Like so many other country icons, the story of Lefty Frizzell, who was born William Orville and dubbed Sonny by his family, is really the story of hardscrabble America. Frizzell embodies the story of wits and perseverance in a time when poverty gripped portions of the South in a steadfast grip. Just as bleak coal mining towns and haggard porches gave birth to Loretta Lynn, cotton fields and dust-caked Texas and New Mexico roadhouses gave birth to the Lefty that fans adore.
While Tin Pan Alley was crooning, Sonny was sleeping on pallets in a house without an indoor bathroom and playing super-hero by tying sheets around his neck and running amuck. Later, as he eked out a living raising money for a WWII veterans hotel, he understood that such dire circumstances, grim as they were, only stiffened his Nietzschean-like resolve. Frizzell made marks on musical history with a boyish smile and unique vocal delivery that was deeply affected by listening to yodels from the likes of Jimmie Rodgers.
Sonny earned his alias Lefty after frenzied fisticuffs with local boys. Unfortunately, such scrapes were nothing compared to a brute father who was loved only when far away in World War II’s danger zones. At home, his father was, at best, a rancorous and demanding figure, at worst a venomous drunk who attacked his own wife. But Lefty’s mother is the one true hero in the whole story. She was the lifeline for Sonny and his siblings.
Her desire and devotion are painstakingly pictured, wept over, and catalogued. When all hell broke loose, when jail time lurked and rotten managers hovered, dipping into Lefty’s pockets, his mother was in the background, providing a spirited backbone and an indelible belief in Sonny’s unlimited brilliance. She sewed Lefty’s early cowboy suits with flair, and sowed his emotional belief in himself. When life seemed desolate, and Lefty endured county jail time and career missteps, she was the gardener making sure his life blossomed, regardless.

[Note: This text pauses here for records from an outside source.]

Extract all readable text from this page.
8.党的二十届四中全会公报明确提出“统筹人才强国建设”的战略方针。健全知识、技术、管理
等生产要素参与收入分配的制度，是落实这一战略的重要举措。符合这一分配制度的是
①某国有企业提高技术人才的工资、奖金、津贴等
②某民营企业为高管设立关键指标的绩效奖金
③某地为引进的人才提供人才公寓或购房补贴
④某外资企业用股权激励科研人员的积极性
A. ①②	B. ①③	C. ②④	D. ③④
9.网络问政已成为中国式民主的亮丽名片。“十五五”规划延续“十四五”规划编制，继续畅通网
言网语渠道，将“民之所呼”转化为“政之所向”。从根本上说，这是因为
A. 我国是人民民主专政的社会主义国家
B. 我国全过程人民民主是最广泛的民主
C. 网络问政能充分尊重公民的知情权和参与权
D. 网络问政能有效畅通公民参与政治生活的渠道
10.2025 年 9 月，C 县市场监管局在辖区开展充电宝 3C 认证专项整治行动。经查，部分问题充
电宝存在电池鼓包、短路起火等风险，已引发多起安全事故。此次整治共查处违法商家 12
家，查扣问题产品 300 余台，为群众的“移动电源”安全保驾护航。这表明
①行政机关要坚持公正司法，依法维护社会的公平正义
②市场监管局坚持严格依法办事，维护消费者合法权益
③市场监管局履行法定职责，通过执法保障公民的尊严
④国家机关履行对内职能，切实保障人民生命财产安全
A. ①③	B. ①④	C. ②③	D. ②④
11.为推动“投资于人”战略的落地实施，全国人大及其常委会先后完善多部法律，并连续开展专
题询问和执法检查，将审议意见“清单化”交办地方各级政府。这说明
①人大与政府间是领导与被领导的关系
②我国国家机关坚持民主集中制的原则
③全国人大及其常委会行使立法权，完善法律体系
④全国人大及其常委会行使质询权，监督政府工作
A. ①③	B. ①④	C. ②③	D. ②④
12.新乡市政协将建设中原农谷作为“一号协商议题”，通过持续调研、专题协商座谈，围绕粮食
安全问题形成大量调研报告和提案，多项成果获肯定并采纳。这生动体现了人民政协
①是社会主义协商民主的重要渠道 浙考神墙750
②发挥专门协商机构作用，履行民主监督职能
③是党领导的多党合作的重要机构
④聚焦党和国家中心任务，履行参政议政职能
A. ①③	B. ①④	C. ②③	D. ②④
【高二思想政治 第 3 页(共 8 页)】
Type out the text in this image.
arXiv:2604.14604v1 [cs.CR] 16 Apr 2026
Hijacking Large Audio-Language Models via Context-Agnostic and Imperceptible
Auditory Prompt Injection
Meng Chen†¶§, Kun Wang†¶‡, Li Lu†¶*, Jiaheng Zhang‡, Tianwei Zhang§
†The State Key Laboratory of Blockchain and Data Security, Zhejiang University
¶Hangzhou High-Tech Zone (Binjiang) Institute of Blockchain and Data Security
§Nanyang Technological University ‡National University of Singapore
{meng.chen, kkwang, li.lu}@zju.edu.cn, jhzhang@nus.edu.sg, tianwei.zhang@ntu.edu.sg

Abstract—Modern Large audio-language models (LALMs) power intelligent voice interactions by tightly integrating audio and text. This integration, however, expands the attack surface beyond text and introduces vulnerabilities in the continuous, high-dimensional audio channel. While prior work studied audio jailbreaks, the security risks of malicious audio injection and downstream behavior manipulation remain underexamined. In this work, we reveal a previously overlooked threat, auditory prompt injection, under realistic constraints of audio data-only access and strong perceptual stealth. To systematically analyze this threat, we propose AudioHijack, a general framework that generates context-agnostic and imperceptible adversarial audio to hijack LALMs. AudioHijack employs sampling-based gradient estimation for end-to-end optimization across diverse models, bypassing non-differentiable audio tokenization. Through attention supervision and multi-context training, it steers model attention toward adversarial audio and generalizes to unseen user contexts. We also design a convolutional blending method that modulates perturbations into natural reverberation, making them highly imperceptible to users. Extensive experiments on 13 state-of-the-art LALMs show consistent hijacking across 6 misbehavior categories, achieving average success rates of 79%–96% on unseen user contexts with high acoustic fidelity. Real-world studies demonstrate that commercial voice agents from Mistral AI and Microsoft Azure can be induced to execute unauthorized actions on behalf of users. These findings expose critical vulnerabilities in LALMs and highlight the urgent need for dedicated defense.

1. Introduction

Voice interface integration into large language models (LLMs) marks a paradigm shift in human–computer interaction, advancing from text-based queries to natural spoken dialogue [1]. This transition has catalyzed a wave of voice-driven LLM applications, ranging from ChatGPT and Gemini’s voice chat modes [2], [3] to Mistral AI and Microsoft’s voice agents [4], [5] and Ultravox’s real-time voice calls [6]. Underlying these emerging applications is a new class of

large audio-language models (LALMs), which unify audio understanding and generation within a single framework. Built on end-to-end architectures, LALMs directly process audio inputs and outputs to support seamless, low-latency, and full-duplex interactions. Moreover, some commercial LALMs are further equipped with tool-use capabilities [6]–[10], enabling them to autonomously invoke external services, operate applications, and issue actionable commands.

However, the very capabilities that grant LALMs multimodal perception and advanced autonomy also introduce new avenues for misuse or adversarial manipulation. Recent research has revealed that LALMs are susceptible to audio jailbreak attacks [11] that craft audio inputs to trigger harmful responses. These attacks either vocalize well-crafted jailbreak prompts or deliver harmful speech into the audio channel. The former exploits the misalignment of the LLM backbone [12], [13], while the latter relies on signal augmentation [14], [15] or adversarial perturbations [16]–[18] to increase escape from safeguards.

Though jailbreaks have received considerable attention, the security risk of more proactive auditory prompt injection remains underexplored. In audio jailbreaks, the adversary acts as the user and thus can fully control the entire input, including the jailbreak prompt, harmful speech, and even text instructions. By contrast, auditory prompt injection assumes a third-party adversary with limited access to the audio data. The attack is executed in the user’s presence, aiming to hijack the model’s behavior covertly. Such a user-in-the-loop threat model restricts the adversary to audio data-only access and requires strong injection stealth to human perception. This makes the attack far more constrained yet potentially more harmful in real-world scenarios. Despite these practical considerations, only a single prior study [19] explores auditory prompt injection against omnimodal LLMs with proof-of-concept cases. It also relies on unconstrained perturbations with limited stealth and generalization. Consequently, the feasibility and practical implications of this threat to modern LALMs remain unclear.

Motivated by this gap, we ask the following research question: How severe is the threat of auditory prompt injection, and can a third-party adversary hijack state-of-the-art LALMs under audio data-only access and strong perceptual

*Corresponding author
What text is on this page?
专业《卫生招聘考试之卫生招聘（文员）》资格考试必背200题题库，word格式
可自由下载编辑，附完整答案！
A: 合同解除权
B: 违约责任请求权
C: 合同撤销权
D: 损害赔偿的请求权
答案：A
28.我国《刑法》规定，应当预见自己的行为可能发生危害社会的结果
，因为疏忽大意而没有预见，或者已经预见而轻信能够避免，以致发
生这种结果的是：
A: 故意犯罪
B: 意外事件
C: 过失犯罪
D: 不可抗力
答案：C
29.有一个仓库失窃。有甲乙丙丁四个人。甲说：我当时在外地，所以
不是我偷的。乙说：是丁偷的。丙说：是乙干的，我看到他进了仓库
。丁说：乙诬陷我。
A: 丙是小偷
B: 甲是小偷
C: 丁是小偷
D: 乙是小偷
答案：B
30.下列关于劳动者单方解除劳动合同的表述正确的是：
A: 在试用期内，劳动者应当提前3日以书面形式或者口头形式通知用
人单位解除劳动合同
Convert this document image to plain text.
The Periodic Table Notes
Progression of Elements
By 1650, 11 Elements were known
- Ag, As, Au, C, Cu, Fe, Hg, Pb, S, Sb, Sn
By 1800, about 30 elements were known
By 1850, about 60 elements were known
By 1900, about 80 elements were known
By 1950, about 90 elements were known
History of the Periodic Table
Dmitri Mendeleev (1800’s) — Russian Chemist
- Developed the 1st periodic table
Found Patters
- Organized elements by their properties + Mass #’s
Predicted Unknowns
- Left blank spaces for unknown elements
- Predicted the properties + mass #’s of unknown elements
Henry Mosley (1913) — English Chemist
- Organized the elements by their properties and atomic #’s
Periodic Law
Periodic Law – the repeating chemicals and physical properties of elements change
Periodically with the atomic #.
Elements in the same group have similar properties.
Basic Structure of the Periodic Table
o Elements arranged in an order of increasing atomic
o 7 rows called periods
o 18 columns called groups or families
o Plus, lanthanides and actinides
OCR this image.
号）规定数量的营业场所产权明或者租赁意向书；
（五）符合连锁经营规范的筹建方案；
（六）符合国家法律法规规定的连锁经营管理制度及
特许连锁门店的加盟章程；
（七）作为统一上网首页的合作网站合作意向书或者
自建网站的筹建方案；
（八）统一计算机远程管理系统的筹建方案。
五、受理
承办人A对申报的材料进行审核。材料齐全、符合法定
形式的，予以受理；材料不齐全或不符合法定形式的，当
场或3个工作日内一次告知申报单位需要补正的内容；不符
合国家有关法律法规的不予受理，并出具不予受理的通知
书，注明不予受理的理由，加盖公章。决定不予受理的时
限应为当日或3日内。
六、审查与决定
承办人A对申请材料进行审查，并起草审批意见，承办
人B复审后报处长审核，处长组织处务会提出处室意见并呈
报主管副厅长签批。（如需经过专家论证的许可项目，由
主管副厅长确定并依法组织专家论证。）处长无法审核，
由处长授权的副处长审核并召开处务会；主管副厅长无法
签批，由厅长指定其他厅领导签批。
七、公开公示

Brother David Frizzell provides the account I Love You a Thousand Ways: The Lefty Frizzell Story in a lean, anecdotal, and breezy style. As both kin and songwriter himself, who scored a few huge hits in the early ‘80s, he sketches the biography with warm primary colors. He’s not concerned with country folklore or song-by-song analysis, but with providing a kind of humble snapshot of a legend, from his own trusting hands. He effortlessly invokes an era well before Nashville succumbed to total plastic pop with a southern underbelly for the Wal-mart iPod generation.
With ample humor and easy reminiscing, David Frizzell recounts the bygone generation when road trips were the Internet highway, phone calls across state lines could cost over $5—a formidable price in those days—radio shows like the Louisiana Hayride in Shreveport could make and break an artist, and songs were crafted in studios in live takes and later stolen by middlemen who cashed endless checks as Lefty worked the lonely miles between gigs, scribbling letters home to his wife Alice, who endured it all, and kept those handwritten gems.
Like many artists, Lefty was almost always at the mercy of charlatans, or at least businessmen whose talent did not include helping over-worked singers. Luckily, Lefty enjoyed the profound camaraderie of family, legends like Hank Williams, with whom he holed up for three days trading songs, and a knack for songwriting that stayed deep in his DNA, even as chartbusting hits eluded him.
Lefty began as a kid singing from balconies, carving out a KELD-AM radio slot as a 12-year-old with plenty of gumption, and penning achey-breaky love songs. He had a stirring baritone, innovative phrasing, willowy delivery—and a boyish charm and total commitment to music. He practically kick-started the career of younger admirers, such as Merle Haggard (whose foreword graces the book). That maverick has never forgotten Lefty’s kindness and originality.
“... I’m more excited about this [recording the songs of Lefty Frizzell] than anything I’ve ever done, because it’s done without any electronic manipulation. We’re using basic microphones, no echo of any kind. We’re doing it all at the same time, so the spirit rises at once. It’s incredible,” Haggard told me back in June 2001.
“I can’t imagine how far off the damn center we’ve come with this electronic bombardment of manipulation and making everybody a good singer, when they couldn’t sing one song—couldn’t sing ‘Mary Had A Little Lamb’ without the help of a tuner of some sort. In 40 years, I haven’t heard a voice as good as Lefty Frizzell’s.”